When I think of what it means to grow and develop talent outside of a formal process, it’s really about improving your ability to drive better performance through others. That starts with understanding each person’s strengths and development needs, how those can be leveraged to meet the goals of the team, and having candid conversations that promote learning for both parties. That sounds pretty benign, but I don’t know many leaders who really sit down and plan out the work of their team plotted against everyone’s strengths. There’s a lot of focus on changing people’s development needs, but I’ve seen, there’s precious little focus on leveraging strengths.

I had a team working for me a few years back with two very different employees. One was a PhD…a real expert in his field. He could design and build really effective programs like nobody’s business, but was new to the company and really struggled to get leadership aligned and execute what he had built. The other knew absolutely nothing about leadership development, but if you told her what to do, she’d figure out how to get it done right or die trying. I realized early on that I could spend countless hours trying to turn him into an executer and her into an expert or I could pair them up and have them work together. In the end, great programs got executed, our team had tons of success and both of them worked on their development needs while leveraging their strengths. I don’t have to tell you about the confidence that grew in both of them as we had win after win. Today, we’re all with different companies, but both of them are tremendously successful…and I really did very little other than focus on how to divide up the work and watch them win. That’s what leveraging strengths is all about.
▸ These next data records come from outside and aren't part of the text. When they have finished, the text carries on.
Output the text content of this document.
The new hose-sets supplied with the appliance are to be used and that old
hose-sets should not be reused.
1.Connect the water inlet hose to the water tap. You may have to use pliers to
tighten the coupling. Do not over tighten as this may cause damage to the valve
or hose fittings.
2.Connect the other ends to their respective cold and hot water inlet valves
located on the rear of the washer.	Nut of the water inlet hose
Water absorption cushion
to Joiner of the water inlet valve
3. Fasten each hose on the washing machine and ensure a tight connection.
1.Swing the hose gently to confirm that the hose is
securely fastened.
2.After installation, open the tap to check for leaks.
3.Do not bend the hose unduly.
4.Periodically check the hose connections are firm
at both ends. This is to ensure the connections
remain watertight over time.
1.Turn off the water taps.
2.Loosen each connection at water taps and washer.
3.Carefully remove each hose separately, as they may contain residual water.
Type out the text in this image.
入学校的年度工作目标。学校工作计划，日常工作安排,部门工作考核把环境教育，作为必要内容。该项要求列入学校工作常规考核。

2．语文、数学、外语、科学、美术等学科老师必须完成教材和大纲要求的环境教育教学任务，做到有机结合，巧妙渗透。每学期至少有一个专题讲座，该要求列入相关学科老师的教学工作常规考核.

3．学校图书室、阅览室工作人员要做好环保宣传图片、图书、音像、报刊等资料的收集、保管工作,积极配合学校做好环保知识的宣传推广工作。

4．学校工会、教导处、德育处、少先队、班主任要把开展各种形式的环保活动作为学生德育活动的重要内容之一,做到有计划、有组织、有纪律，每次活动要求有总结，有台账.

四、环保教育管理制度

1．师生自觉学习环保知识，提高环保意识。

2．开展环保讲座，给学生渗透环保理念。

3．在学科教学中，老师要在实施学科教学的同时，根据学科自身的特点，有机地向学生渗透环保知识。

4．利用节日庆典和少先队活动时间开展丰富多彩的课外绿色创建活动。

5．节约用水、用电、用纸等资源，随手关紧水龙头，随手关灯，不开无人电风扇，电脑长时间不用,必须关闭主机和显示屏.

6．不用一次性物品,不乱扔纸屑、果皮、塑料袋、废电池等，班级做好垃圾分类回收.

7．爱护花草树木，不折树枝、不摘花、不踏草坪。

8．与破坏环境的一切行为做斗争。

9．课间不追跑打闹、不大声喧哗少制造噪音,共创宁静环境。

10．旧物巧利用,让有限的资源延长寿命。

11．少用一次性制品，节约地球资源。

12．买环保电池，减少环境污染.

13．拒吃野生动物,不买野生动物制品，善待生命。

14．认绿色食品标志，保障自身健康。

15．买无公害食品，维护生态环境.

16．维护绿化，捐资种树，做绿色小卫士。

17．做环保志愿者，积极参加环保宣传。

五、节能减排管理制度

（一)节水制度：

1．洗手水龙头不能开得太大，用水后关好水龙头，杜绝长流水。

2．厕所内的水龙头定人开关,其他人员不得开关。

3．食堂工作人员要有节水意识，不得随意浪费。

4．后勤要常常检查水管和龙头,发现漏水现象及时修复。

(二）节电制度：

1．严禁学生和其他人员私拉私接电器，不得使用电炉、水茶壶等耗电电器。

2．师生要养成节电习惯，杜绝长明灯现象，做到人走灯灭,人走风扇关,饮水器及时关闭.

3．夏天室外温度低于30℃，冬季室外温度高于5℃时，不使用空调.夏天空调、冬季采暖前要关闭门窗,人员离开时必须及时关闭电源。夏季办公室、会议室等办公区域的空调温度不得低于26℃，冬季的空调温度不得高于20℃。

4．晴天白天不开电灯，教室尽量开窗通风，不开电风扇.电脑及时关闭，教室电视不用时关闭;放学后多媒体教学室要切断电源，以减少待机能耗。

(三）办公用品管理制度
The other critical piece of driving performance is a leader’s ability to have candid dialogue about performance in a way that engages people and promotes learning for both parties. I could write a book on this topic, but suffice it to say that great leaders need to have the humility to admit that sometimes, they don’t know everything and good performance dialogue starts with an open mind.

As an example, while running a learning organization, I had an instruction designer who was missing deadline after deadline. I tried putting deadlines on a whiteboard in our team space. I tried have him set his own deadlines. I evaluated his workload and took work away from him. Nothing worked. We were missing time and time again. And oddly enough, he seemed to be working more hours than anyone else on the team. The day before I wrote his performance improvement plan, I took him for coffee. We sat down and I leveled with him. ‘Look,’ I said, ‘I don’t want to write you up for poor performance, but in 2 months you haven’t made a deadline. Is there something I’m not aware of? What do you think about this.’ Now, notice, I didn’t get upset (although I was) and I tried to be as neutral as possible in my tone. I didn’t ask him a leading question he could just say, ‘yes’ to. I asked him what he thought. In that moment, his eye’s, full of pain, met mine and he quietly admitted that he didn’t know how to type. This guy was trying to type pages and pages of content with two fingers and it had caught up with him. A $15 typing tutorial saved his career. Now we can argue about why he didn’t do that himself, but the fact remains that I could’ve lost a really good employee had I not been open to hearing his point of view. That’s what leadership is all about – and it take more time than most of us put into it.

 

1 Comments

  1. vicki black on March 31, 2012 at 4:28 pm

    Very nice post and very good story. An open mind is a great thing. We never think to talk about these fundamentals, do we? Stuff is so simple until we get a methodology and the dreaded PowerPoints you mention in your other posts.